2015-09-13 17.52.38La deuxième enseignante était M’mselle. Danielle Mazars, who after years of living and working abroad. With her I shared not an alma mater, but a place of past residence, Cairo. My two weeks at her home in the gorgeous Dordogne, which is part of the greater Aquitaine region and according to Wikipedia, (for I must acknowledge all my sources) roughly corresponds to the ancient country of Périgrod (a name likely more associated for us foodies with foie gras) were completely different but as enjoyable and educational as the previous. Danielle’s farm is far from any town as such–the closest is Sarlat–and sits in the heart of cave country, not far from a chateau owned by the family of the pilot-author St. Exupéry. By caves, I mean the prehistoric type with paintings. The most famous of course are les grottes de Lascaux, with the breathtaking images rendered in gorgeous hues of sunset and flame. But there were several others that I visited along with Danielle and will write about in a dedicated posts. Dordogne has its share of chateaux other than the aforementioned one and I paid some a visit, and then there was the type of medieval town called a bastide, which, if I can dig up my lessons, deserve a separate post just because they have such a fascinating history. I must also her dear and lovely friends many of whom invited us for dinners to their homes and encouraged my halting language skills and for whom in return I cooked an Indian meal at Danielle’s home.

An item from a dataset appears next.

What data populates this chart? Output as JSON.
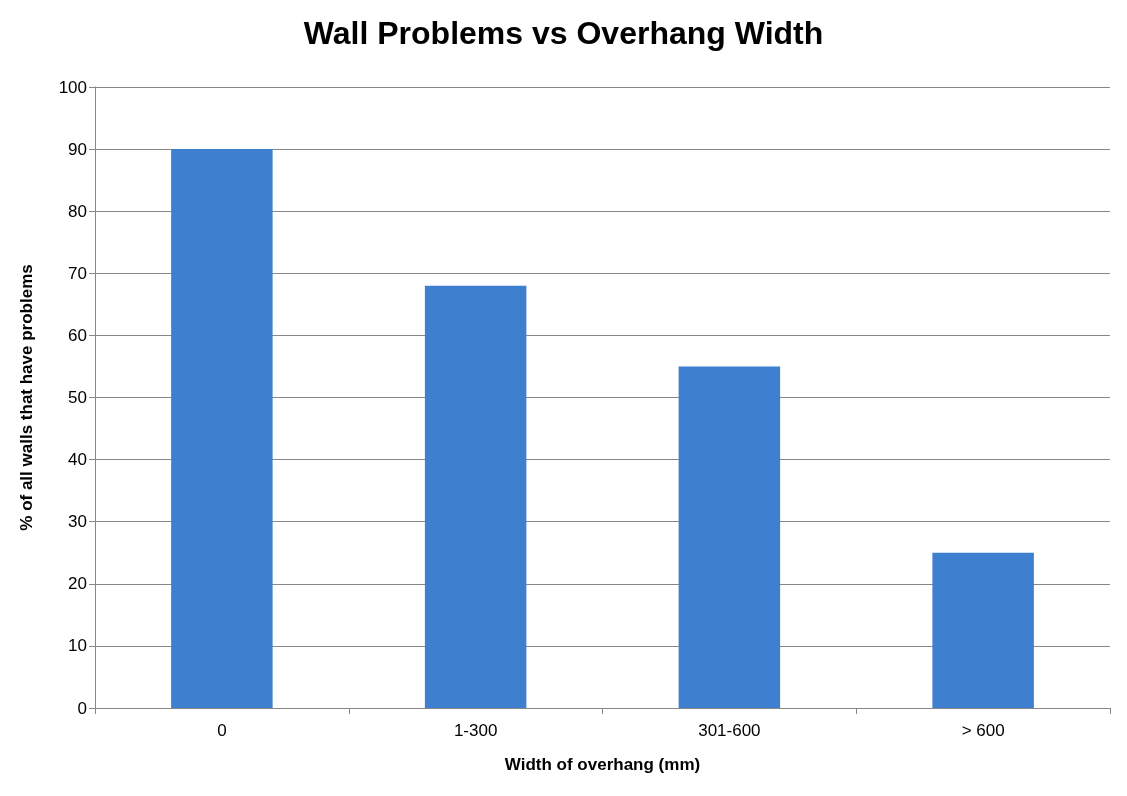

A quick word about the photographs in this post. I included them for they are more personal reminders of the time I spent there The grapes, which might well be a symbol for all of France, are those handing in the garden area of Sylvain’s home and while not wine-worthy (said he not me) were great to pluck and nibble on days when I sat outdoors working on my lessons or translations. The sheep belong to Danielle and would come running and line up by the wall to be fed the buckets of cut up peaches when they heard her calling. Missing from the photo are a small black lamb that I named Seana (after the recently watched claymation Sean the Sheep Movie) and her friendly sweetheart of a dog, Darius.